In Focus

In the long run...

Monday February 25, 2013 Dr Ganesh Nana

 

"In the long run we are all dead", is a much maligned phrase in the economic lexicon, made famous Keynes Keynes, J. M., A Tract on Monetary Reform, Macmillan, London, 1924. Perhaps even more scathing is the not-so-famous sentence that followed the more illustrious quote just mentioned.  In an equally wonderful turn of words, Keynes continued "Economists set themselves too easy, too useless a task if in tempestuous seasons they can only tell us that when the storm is long past the ocean is flat again."


To me, this reinforces that economists cannot, and should not, avoid the question of time in their analyses.  For one’s perspective of time is central to the identification of issues to be tackled, and potential solutions to be imposed.


So, let me put my prejudices front and centre.  I am a first generation New Zealander.  My parents recently became great-grand parents, so the family here is up to generation number three.  While I can’t talk for all the individual members of my family, I’m certain that looking several generations into the future my family will still be here.  For me, that was reinforced on the passing of my mother very recently, when decisions had to be made as to where we were going to take her.  And while it was entirely appropriate that we reunited her with her birthplace far away, it was non-negotiable that she also remained close to family, now, and for the future.

 

If you are here to stay then, I argue, the answers to many of the decisions we are now confronted with will be very different.  Indeed, the questions themselves may be very different.

And how does any of this relate to matters economic, or of business?  The bottom line for me is that all of the above reinforces to me that ‘we’ (as in the family) are here to stay.  And because I can say we are here to stay, this makes it relatively easy for me to take the long-term view of many decisions, and to value the benefits of my decisions even if those benefits did not arise until long into the distant horizon.


If you are here to stay then, I argue, the answers to many of the decisions we are now confronted with will be very different.  Indeed, the questions themselves may be very different.


There are many related matters here, but the perspective with which you approach certain decisions is relevant.  Take food and population.  The world’s human population recently topped seven billion.  The passing of this milestone reinforces the importance of discussion and debate around the sustainability of the use of resources – land, water, nutrients, energy, and the like.  And this is undoubtedly central to an economy, like New Zealand’s, that is based on the wise use of land and water resources.

 

We should be thinking carefully about consequences of our decisions for the next year, the next decade, the next generation, and the next century.

I use the word ‘wise’, advisedly.  The term wise, in my opinion, implies decisions that take into account impacts over lengths of time into the distant future.

 

I have heard (and it has been said to me directly (and, pointedly, in some contexts) by many Māori) that “Māori are here to stay, Māori are not going anywhere.”  Without doubt, these statements have resonated with me.  And I continue to ponder their implications.

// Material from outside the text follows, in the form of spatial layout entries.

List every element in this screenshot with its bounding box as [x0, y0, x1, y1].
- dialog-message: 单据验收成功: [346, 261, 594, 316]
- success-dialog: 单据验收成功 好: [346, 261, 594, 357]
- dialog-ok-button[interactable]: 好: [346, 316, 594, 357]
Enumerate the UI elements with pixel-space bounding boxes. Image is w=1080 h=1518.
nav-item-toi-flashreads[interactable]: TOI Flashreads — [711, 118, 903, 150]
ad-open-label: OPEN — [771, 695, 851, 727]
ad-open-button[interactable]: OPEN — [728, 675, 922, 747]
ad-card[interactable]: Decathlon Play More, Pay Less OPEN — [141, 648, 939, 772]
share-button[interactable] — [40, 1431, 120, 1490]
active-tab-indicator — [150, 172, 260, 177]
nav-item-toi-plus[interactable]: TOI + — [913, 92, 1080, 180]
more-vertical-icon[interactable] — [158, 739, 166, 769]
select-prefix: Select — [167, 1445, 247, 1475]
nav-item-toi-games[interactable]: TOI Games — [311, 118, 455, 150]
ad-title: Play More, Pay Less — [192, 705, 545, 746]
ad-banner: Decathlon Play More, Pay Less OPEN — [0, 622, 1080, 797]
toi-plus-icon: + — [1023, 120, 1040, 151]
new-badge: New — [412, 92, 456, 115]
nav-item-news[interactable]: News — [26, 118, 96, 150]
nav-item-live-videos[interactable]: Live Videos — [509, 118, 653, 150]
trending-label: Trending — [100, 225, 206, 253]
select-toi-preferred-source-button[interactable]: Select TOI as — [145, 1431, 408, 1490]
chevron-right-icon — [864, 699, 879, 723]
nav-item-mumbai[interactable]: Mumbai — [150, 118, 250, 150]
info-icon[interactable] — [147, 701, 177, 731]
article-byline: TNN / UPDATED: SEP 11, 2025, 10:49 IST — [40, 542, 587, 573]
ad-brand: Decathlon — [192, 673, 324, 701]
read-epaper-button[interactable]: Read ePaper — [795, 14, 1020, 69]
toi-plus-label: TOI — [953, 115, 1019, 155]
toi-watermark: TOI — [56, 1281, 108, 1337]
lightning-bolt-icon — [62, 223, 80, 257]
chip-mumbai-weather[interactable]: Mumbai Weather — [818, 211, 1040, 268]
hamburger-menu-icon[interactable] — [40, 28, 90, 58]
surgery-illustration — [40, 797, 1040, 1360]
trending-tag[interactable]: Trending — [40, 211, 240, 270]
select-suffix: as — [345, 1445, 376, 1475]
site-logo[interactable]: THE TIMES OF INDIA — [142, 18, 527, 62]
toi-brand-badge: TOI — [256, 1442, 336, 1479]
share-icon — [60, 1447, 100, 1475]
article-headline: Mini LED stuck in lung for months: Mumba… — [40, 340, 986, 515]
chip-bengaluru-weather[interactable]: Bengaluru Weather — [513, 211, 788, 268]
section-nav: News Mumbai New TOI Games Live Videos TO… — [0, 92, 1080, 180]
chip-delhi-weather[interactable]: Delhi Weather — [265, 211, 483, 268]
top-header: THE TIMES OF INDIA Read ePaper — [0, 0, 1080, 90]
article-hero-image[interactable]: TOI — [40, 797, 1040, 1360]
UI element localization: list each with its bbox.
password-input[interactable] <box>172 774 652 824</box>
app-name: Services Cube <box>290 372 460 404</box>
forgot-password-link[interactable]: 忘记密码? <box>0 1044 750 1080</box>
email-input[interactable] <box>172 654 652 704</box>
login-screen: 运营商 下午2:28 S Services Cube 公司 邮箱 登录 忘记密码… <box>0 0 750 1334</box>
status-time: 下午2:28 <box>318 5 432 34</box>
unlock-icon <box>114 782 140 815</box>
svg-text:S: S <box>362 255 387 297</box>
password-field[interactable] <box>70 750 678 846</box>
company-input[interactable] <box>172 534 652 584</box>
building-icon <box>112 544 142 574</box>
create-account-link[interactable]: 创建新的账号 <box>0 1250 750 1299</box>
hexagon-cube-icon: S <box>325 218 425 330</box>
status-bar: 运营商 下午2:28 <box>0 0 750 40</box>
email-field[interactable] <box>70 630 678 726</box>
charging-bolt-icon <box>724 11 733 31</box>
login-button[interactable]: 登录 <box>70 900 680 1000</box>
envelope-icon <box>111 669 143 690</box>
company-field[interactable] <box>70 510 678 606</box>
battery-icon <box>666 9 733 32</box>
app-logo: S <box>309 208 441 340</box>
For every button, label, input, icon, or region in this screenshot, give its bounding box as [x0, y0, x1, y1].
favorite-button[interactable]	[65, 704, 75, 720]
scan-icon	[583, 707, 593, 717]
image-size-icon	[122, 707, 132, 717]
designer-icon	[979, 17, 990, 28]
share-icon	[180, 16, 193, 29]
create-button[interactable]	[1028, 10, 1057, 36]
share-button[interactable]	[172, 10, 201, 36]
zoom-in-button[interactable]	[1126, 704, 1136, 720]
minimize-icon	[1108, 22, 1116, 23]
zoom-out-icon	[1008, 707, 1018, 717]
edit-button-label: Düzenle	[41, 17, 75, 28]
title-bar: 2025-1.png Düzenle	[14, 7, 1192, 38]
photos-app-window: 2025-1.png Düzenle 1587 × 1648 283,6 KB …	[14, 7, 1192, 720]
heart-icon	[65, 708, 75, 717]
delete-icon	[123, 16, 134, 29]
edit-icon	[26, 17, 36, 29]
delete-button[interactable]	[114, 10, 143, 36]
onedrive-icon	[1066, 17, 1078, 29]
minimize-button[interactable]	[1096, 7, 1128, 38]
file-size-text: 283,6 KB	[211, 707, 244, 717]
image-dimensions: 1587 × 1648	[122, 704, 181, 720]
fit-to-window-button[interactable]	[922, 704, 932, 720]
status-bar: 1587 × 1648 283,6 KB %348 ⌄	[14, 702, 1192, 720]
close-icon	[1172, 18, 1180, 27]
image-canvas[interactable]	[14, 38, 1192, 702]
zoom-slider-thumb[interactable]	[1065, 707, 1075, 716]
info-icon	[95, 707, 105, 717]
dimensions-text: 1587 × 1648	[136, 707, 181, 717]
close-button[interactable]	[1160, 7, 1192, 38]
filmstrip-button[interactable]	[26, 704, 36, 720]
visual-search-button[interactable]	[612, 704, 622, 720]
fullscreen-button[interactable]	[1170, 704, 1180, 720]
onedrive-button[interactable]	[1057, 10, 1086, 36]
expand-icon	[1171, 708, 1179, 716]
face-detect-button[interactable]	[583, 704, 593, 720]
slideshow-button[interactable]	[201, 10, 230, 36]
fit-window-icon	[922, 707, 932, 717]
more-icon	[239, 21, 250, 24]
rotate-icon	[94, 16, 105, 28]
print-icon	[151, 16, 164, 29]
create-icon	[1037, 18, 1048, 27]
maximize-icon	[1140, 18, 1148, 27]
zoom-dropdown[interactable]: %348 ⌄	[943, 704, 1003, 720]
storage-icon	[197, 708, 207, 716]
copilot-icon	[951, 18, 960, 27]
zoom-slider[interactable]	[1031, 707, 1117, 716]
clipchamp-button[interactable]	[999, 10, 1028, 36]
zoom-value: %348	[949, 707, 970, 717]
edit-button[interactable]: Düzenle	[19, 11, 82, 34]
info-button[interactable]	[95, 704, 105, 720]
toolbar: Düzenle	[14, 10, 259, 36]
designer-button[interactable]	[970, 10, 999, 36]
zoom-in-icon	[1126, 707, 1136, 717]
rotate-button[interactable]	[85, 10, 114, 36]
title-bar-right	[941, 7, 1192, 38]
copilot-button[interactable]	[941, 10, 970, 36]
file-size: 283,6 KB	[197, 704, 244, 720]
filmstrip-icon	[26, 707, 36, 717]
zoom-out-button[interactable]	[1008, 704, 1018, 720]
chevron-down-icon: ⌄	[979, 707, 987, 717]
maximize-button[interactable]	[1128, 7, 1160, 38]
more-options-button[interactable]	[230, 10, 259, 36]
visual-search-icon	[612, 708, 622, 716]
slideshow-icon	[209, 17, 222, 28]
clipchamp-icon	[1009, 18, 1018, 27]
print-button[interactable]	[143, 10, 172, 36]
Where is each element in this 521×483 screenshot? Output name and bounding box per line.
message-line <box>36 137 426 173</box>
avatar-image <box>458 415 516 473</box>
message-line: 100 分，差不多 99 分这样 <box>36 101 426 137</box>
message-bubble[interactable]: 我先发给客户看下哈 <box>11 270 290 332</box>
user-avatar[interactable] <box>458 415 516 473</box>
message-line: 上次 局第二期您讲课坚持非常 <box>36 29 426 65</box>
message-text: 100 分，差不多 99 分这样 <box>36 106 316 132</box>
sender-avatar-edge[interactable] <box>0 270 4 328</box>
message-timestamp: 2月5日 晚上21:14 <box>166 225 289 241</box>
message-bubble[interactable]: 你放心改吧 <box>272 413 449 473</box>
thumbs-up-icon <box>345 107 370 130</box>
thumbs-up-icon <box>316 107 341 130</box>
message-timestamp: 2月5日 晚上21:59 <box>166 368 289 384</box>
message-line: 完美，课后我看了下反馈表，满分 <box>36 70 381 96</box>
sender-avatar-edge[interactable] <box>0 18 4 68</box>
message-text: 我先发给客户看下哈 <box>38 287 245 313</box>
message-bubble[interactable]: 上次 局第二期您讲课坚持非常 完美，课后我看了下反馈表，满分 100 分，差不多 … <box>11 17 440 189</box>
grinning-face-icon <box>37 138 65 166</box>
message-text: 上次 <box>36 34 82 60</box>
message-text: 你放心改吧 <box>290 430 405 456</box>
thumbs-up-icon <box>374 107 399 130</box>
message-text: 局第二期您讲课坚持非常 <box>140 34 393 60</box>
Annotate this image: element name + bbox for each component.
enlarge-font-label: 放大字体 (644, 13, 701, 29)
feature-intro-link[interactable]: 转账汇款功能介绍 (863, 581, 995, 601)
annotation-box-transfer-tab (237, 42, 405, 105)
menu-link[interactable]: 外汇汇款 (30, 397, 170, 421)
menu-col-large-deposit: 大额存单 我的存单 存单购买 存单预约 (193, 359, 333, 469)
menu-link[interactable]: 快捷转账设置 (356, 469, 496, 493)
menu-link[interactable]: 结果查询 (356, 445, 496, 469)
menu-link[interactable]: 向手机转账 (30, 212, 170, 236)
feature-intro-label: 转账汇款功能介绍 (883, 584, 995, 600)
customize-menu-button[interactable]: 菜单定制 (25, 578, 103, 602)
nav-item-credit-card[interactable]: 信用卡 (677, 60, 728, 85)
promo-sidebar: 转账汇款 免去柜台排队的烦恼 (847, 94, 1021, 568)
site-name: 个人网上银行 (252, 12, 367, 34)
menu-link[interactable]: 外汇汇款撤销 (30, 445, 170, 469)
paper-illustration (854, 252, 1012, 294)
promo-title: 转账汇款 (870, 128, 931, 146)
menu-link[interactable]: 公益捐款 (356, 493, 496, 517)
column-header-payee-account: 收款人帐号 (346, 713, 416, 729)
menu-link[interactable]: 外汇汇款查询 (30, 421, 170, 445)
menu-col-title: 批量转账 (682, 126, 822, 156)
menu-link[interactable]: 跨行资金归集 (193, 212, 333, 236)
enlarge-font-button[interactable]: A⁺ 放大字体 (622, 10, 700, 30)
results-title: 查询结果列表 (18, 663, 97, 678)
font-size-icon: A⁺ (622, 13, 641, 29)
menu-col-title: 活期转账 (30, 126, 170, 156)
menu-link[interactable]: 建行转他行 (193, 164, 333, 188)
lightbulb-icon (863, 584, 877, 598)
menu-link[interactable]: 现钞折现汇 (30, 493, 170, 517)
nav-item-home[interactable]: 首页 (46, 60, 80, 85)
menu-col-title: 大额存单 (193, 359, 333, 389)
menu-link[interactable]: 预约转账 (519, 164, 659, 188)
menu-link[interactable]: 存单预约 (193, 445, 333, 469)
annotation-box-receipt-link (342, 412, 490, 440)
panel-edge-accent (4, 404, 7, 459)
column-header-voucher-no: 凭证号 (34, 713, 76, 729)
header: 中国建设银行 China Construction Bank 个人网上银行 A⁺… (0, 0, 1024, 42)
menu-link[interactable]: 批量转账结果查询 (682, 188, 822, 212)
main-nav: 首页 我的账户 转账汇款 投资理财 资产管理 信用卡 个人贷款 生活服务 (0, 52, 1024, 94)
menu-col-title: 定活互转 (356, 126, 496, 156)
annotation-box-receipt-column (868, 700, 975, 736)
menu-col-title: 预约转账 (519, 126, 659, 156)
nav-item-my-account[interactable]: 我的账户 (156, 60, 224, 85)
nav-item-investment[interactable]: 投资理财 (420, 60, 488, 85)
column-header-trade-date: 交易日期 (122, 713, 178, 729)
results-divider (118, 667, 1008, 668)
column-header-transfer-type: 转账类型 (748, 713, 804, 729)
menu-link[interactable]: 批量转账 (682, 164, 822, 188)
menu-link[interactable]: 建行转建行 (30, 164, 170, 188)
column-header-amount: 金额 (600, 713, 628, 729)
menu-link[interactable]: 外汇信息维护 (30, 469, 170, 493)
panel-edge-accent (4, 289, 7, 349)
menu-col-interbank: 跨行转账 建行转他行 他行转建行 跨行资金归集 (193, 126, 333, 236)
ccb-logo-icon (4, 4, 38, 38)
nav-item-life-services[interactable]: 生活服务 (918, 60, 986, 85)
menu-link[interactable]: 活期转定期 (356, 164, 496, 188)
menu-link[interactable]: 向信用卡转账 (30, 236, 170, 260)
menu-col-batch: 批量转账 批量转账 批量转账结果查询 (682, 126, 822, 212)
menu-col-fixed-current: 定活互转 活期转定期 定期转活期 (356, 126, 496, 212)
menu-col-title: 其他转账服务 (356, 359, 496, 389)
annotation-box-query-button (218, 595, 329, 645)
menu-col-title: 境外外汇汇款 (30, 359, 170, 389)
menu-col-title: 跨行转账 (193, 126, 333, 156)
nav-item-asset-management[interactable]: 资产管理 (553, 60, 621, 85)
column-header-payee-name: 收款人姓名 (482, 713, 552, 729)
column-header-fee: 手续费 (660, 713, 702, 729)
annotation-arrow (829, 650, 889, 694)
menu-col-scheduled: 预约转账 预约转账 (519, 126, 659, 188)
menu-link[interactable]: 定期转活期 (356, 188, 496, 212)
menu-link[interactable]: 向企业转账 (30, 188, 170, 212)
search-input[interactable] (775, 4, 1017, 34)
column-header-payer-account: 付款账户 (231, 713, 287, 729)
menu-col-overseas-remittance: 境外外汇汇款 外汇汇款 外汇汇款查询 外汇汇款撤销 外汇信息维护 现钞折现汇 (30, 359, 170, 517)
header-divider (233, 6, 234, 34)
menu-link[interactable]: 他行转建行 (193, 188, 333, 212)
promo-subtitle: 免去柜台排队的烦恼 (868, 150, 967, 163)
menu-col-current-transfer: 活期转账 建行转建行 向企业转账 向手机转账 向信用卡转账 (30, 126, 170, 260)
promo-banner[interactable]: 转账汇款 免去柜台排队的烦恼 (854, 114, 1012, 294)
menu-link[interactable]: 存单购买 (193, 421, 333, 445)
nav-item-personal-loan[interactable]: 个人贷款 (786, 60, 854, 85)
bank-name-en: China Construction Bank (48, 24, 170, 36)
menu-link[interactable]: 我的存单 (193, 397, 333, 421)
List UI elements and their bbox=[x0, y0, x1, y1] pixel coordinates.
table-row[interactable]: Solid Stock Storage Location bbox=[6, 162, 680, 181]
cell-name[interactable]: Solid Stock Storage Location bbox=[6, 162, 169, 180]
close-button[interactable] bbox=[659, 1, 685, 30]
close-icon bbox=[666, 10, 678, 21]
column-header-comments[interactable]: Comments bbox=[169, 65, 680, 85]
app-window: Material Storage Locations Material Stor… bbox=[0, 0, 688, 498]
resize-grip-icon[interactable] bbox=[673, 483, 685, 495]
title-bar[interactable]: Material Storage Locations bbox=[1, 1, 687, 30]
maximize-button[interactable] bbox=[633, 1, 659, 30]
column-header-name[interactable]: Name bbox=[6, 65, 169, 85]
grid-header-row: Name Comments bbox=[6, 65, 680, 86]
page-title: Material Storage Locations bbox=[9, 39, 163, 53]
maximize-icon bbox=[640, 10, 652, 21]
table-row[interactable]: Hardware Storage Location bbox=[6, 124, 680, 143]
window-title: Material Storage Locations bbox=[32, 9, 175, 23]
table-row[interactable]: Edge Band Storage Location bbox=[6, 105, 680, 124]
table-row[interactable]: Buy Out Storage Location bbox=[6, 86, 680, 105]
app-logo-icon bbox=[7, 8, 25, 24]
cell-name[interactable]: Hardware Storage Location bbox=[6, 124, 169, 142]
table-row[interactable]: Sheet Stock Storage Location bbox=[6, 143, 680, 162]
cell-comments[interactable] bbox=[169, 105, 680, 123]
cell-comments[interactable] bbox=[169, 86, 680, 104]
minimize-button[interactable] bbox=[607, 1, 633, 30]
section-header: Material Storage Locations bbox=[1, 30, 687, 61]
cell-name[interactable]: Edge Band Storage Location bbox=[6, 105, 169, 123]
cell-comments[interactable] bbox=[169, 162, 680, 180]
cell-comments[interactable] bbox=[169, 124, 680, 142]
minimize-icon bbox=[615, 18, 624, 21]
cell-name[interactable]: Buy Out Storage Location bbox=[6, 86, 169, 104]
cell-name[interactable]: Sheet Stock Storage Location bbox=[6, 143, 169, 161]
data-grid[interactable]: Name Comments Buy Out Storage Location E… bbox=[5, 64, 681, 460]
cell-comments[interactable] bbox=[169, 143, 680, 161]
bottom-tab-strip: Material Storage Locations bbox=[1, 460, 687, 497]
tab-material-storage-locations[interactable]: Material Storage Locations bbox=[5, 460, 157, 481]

They resonate with me because there is something innately significant about making decisions that have the potential to influence future generations.  Without doubt, influencing these decisions are far more exciting to me than being confronted with inane questions as to tomorrow’s OCR decision, or why did the NZ$ rise yesterday, or whether the recession is over or not ... and so on.


Because it is influencing decisions that have the potential to make a difference for future generations is what attracted me to economics in the first place.  This is what I define to be economics.  Because if you are here to stay, then critical decisions about resource use (how, where, when, and why) take on a significantly different complexion once you have decided to stay.  Rather than the archetypal coloniser whose sole goal is to wantonly pillage a land (and its accompanying resources) before departing, we should be thinking carefully about consequences of our decisions for the next year, the next decade, the next generation, and the next century.


And this is why I find great comfort in working with many Māori organisations and entrepreneurs over the past few years.  Of course, Māori have much to contribute to the development of New Zealand.  But, arguably, their critical contribution may well be in changing the time horizon over which business and economic decisions are made in Aotearoa.